Sunday, March 30, 2008

A SAG-AFTRA Bargaining Divorce? Another Strike?

The problems between SAG and AFTRA have been percolating for a considerable while. In the last couple of days, the trouble has boiled over:

... the American Federation of Television and Radio Artists voted today to suspend the guild's 27-year joint bargaining agreement with the Screen Actors Guild, leaving the two unions to negotiate separately on new contracts with the major studios ...

For months, I've heard from entertainment union officials that the blood was bad between the unions and the partnership wouldn't end well. I pretty much believed it until the Screen Actors Guild backed off some of its grab for more votes inside the joint-bargaining committee, and SAG and AFTRA reached joint proposals for their upcoming talks with the producers (the AMPTP) last week. Then I thought: "Well, bully for them, they patched things up," and breathed a sigh of relief that we were (perhaps) past the threat of another industry strike.

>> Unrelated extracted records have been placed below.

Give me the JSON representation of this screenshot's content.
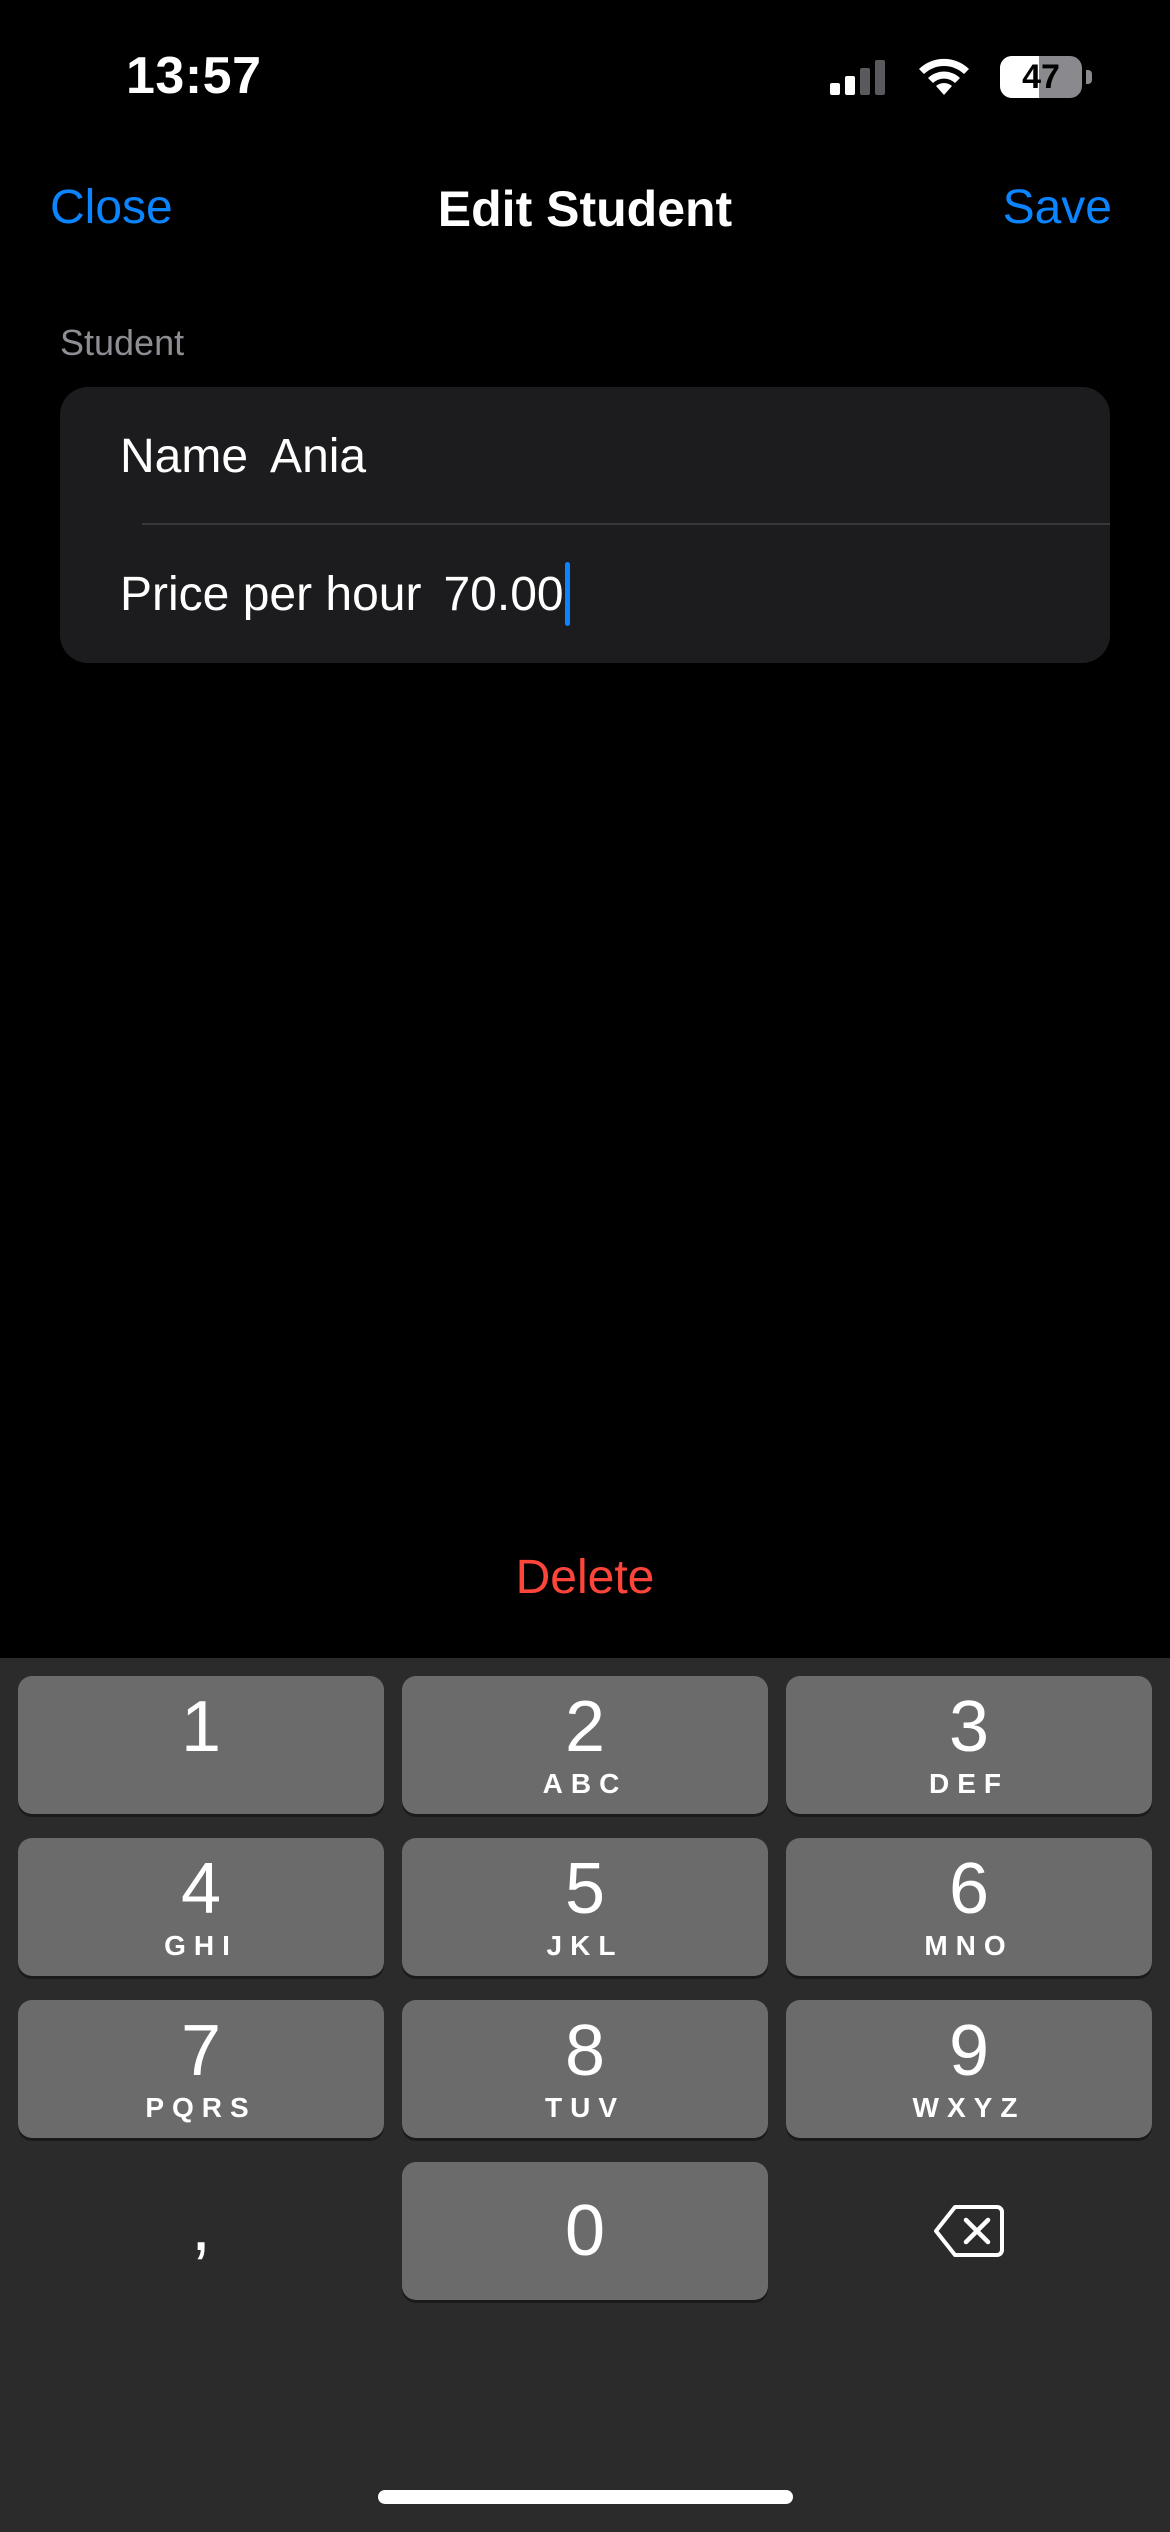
{
  "status_bar": {
    "time": "13:57",
    "battery_percent": "47",
    "battery_level": 0.47,
    "signal_bars": 2,
    "signal_bars_total": 4
  },
  "nav": {
    "close_label": "Close",
    "title": "Edit Student",
    "save_label": "Save",
    "accent_color": "#0a84ff"
  },
  "form": {
    "section_header": "Student",
    "name_label": "Name",
    "name_value": "Ania",
    "price_label": "Price per hour",
    "price_value": "70.00"
  },
  "delete_label": "Delete",
  "delete_color": "#ff453a",
  "keyboard": {
    "keys": [
      {
        "digit": "1",
        "letters": ""
      },
      {
        "digit": "2",
        "letters": "ABC"
      },
      {
        "digit": "3",
        "letters": "DEF"
      },
      {
        "digit": "4",
        "letters": "GHI"
      },
      {
        "digit": "5",
        "letters": "JKL"
      },
      {
        "digit": "6",
        "letters": "MNO"
      },
      {
        "digit": "7",
        "letters": "PQRS"
      },
      {
        "digit": "8",
        "letters": "TUV"
      },
      {
        "digit": "9",
        "letters": "WXYZ"
      },
      {
        "digit": "0",
        "letters": ""
      }
    ],
    "decimal_separator": ",",
    "delete_icon": "backspace-icon"
  }
}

But maybe I was thinking too ... ahm ... wishfully:

A rift between the two unions could now undermine SAG's leverage to wring the best possible concessions from the studios in its new contract as AFTRA pursues its own agenda on behalf of its members, who work mostly in television.

The move ends a longstanding partnership between the two unions, known as Phase One, under which they had jointly bargained film and prime-time TV contracts for nearly three decades ...

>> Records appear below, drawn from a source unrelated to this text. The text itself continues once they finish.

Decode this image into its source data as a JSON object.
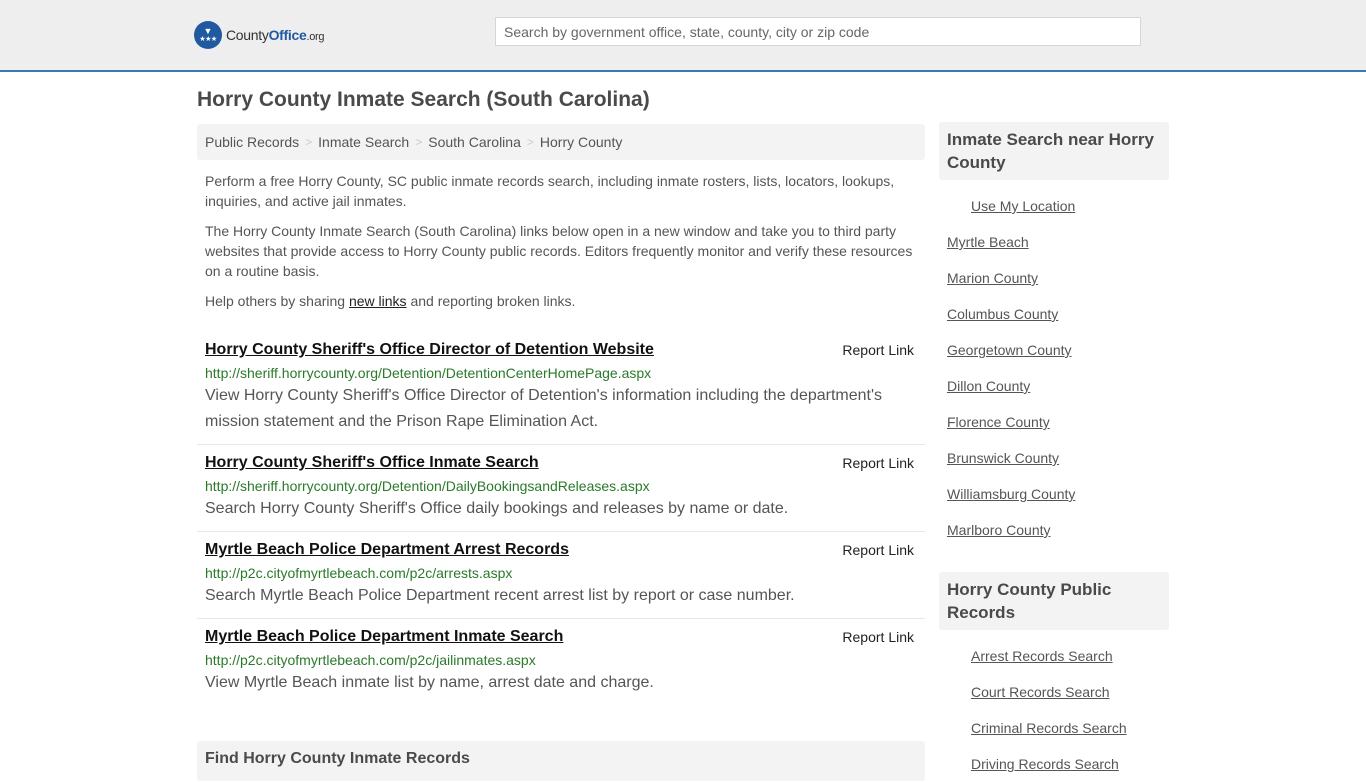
{
  "header": {
    "logo": {
      "county": "County",
      "office": "Office",
      "org": ".org"
    },
    "search_placeholder": "Search by government office, state, county, city or zip code"
  },
  "page_title": "Horry County Inmate Search (South Carolina)",
  "breadcrumb": [
    "Public Records",
    "Inmate Search",
    "South Carolina",
    "Horry County"
  ],
  "intro": {
    "p1": "Perform a free Horry County, SC public inmate records search, including inmate rosters, lists, locators, lookups, inquiries, and active jail inmates.",
    "p2": "The Horry County Inmate Search (South Carolina) links below open in a new window and take you to third party websites that provide access to Horry County public records. Editors frequently monitor and verify these resources on a routine basis.",
    "p3_before": "Help others by sharing ",
    "p3_link": "new links",
    "p3_after": " and reporting broken links."
  },
  "results": [
    {
      "title": "Horry County Sheriff's Office Director of Detention Website",
      "url": "http://sheriff.horrycounty.org/Detention/DetentionCenterHomePage.aspx",
      "description": "View Horry County Sheriff's Office Director of Detention's information including the department's mission statement and the Prison Rape Elimination Act.",
      "report_label": "Report Link"
    },
    {
      "title": "Horry County Sheriff's Office Inmate Search",
      "url": "http://sheriff.horrycounty.org/Detention/DailyBookingsandReleases.aspx",
      "description": "Search Horry County Sheriff's Office daily bookings and releases by name or date.",
      "report_label": "Report Link"
    },
    {
      "title": "Myrtle Beach Police Department Arrest Records",
      "url": "http://p2c.cityofmyrtlebeach.com/p2c/arrests.aspx",
      "description": "Search Myrtle Beach Police Department recent arrest list by report or case number.",
      "report_label": "Report Link"
    },
    {
      "title": "Myrtle Beach Police Department Inmate Search",
      "url": "http://p2c.cityofmyrtlebeach.com/p2c/jailinmates.aspx",
      "description": "View Myrtle Beach inmate list by name, arrest date and charge.",
      "report_label": "Report Link"
    }
  ],
  "find_heading": "Find Horry County Inmate Records",
  "sidebar": {
    "nearby": {
      "heading": "Inmate Search near Horry County",
      "use_location": "Use My Location",
      "items": [
        "Myrtle Beach",
        "Marion County",
        "Columbus County",
        "Georgetown County",
        "Dillon County",
        "Florence County",
        "Brunswick County",
        "Williamsburg County",
        "Marlboro County"
      ]
    },
    "public_records": {
      "heading": "Horry County Public Records",
      "items": [
        "Arrest Records Search",
        "Court Records Search",
        "Criminal Records Search",
        "Driving Records Search"
      ]
    }
  },
  "colors": {
    "accent": "#337ab7",
    "brand": "#1f5aa0",
    "url_green": "#2a7a2a"
  }
}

Months ago, at our mother International's executive board meeting in Florida, I was told by an IATSE muckety-muck:

"SAG seems to be on this suicide mission. AFTRA is organizing cable work and that's where the growth is. SAG is going to find itself out in the cold if it's not careful. The studios aren't going to give the Screen Actors Guild more than they give to everybody else, it just frigging won't happen. They AMPTP will negotiate a deal with AFTRA and do a lot more business with them.

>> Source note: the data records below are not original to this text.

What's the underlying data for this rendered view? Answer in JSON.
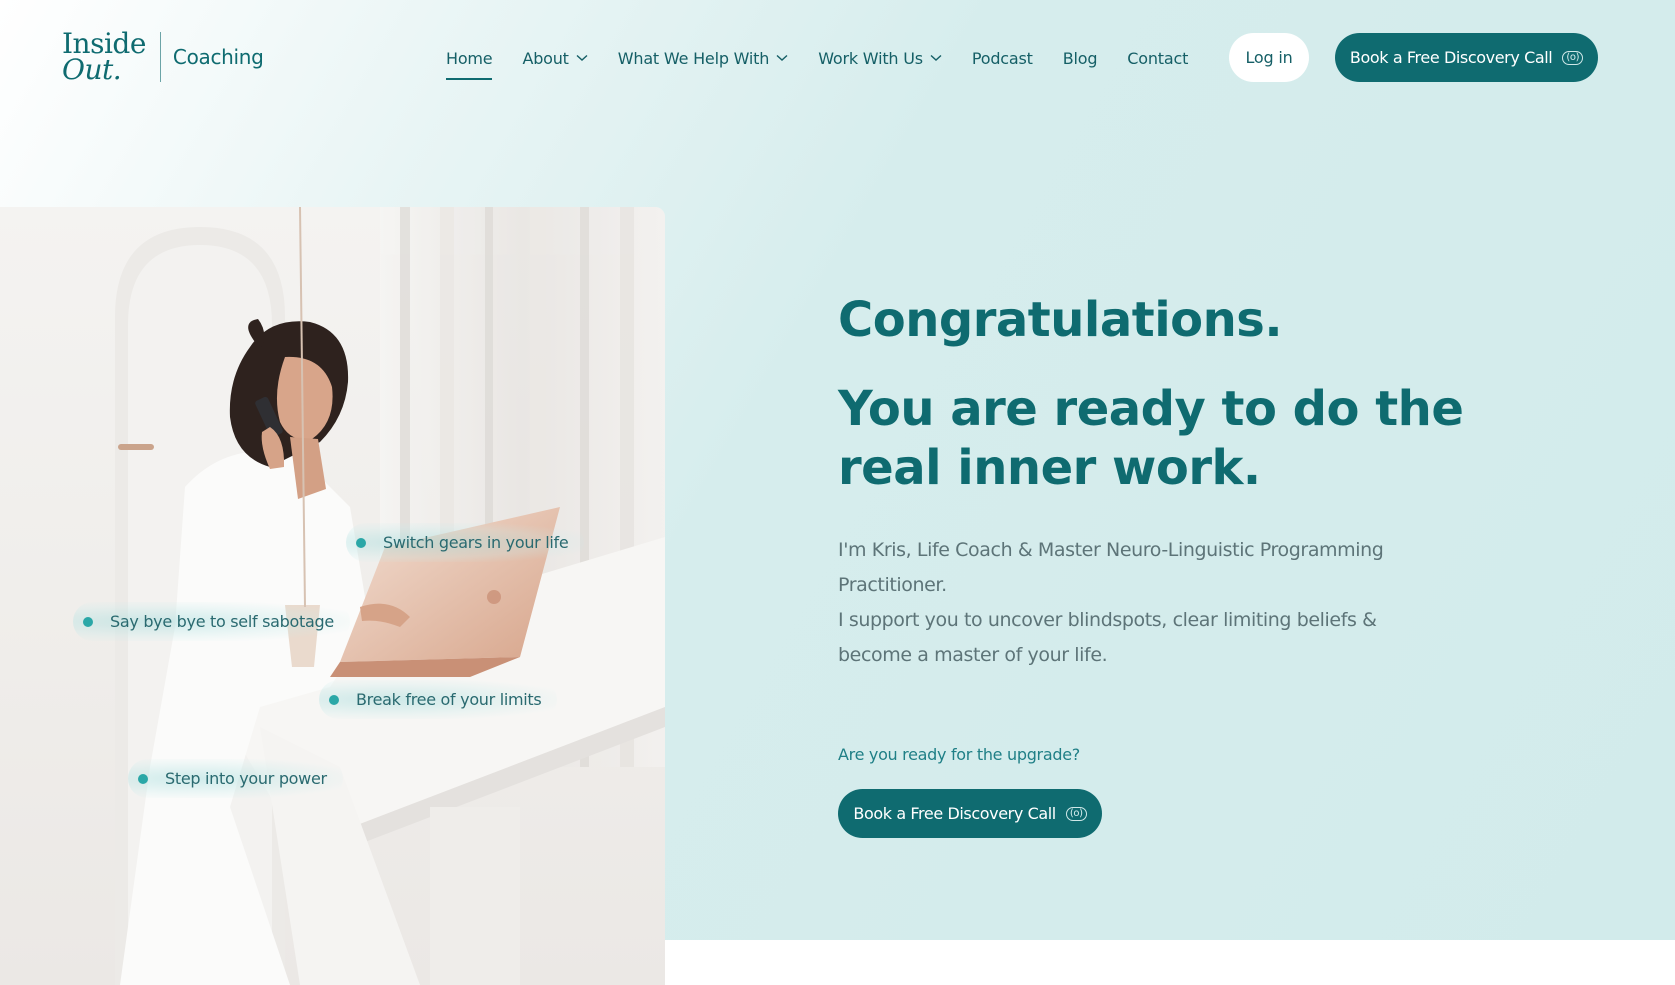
{
  "brand": {
    "logo_line1": "Inside",
    "logo_line2": "Out.",
    "logo_sub": "Coaching"
  },
  "nav": {
    "items": [
      {
        "label": "Home",
        "active": true,
        "dropdown": false
      },
      {
        "label": "About",
        "active": false,
        "dropdown": true
      },
      {
        "label": "What We Help With",
        "active": false,
        "dropdown": true
      },
      {
        "label": "Work With Us",
        "active": false,
        "dropdown": true
      },
      {
        "label": "Podcast",
        "active": false,
        "dropdown": false
      },
      {
        "label": "Blog",
        "active": false,
        "dropdown": false
      },
      {
        "label": "Contact",
        "active": false,
        "dropdown": false
      }
    ],
    "login_label": "Log in",
    "cta_label": "Book a Free Discovery Call"
  },
  "hero": {
    "bullets": [
      "Switch gears in your life",
      "Say bye bye to self sabotage",
      "Break free of your limits",
      "Step into your power"
    ],
    "title_line1": "Congratulations.",
    "title_line2": "You are ready to do the real inner work.",
    "paragraph_lines": [
      "I'm Kris, Life Coach & Master Neuro-Linguistic Programming",
      "Practitioner.",
      "I support you to uncover blindspots, clear limiting beliefs &",
      "become a master of your life."
    ],
    "upgrade_text": "Are you ready for the upgrade?",
    "cta_label": "Book a Free Discovery Call"
  },
  "colors": {
    "brand_teal": "#0f6b70",
    "bullet_dot": "#2ba7a7",
    "hero_bg": "#d2ebeb",
    "body_text": "#5d7478"
  },
  "icons": {
    "cta_icon": "(o)",
    "dropdown": "chevron-down-icon"
  }
}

"Entertainment workers, actors and everybody else, follow the work, not the union. SAG better figure that out or it's going to be in deep trouble."

What's interesting to me is that SAG and AFTRA were, a few years back, within an eye-blink of merging into One Big Actor's Union. AFTRA wanted the marriage, but SAG voted it down. At the time, I thought "This is an idiotic move for the actors to make," but what did I know, a silly little labor rep sitting off in Animation Land?

Now, however, the short-sightedness of that rejection could be coming back to bite the Actors Guild hard. I only hope that there isn't one more months-long strike that takes a bite out of the Pension and Health plan.


Anonymous said...

Hats off to the AFTRA underdog for calling SAG on this. Will animation cast AFTRA instead and give some new blood a chance at making a living in film?

Steve Hulett said...

I've heard union officers in the IA saying that AFTRA could well end up representing a lot more actors overtime.

SAG, as I understand it, reps actors on FILM. But celluloid is going away, replaced by digital imaging. AFTRA is big in the digital and video tape area.

One problem, as the article above points out, is that AFTRA and the SAG east coast board is less militant than the national board and west coast branch of the Screen Actors Guild.

Personally, I don't like to see all the divisions and in-fighting. Long-term, it hurts more than helps.

Steve Hulett said...

Ah, first sentence above: "... end up representing a lot more actors over time."

I'm not talking about premium/overtime pay.

Anonymous said...

If AFTRA is just responding to how their membership feels, kudos to them. It's a tough spot, but these are not easy times, and it is going to get worse before it gets better.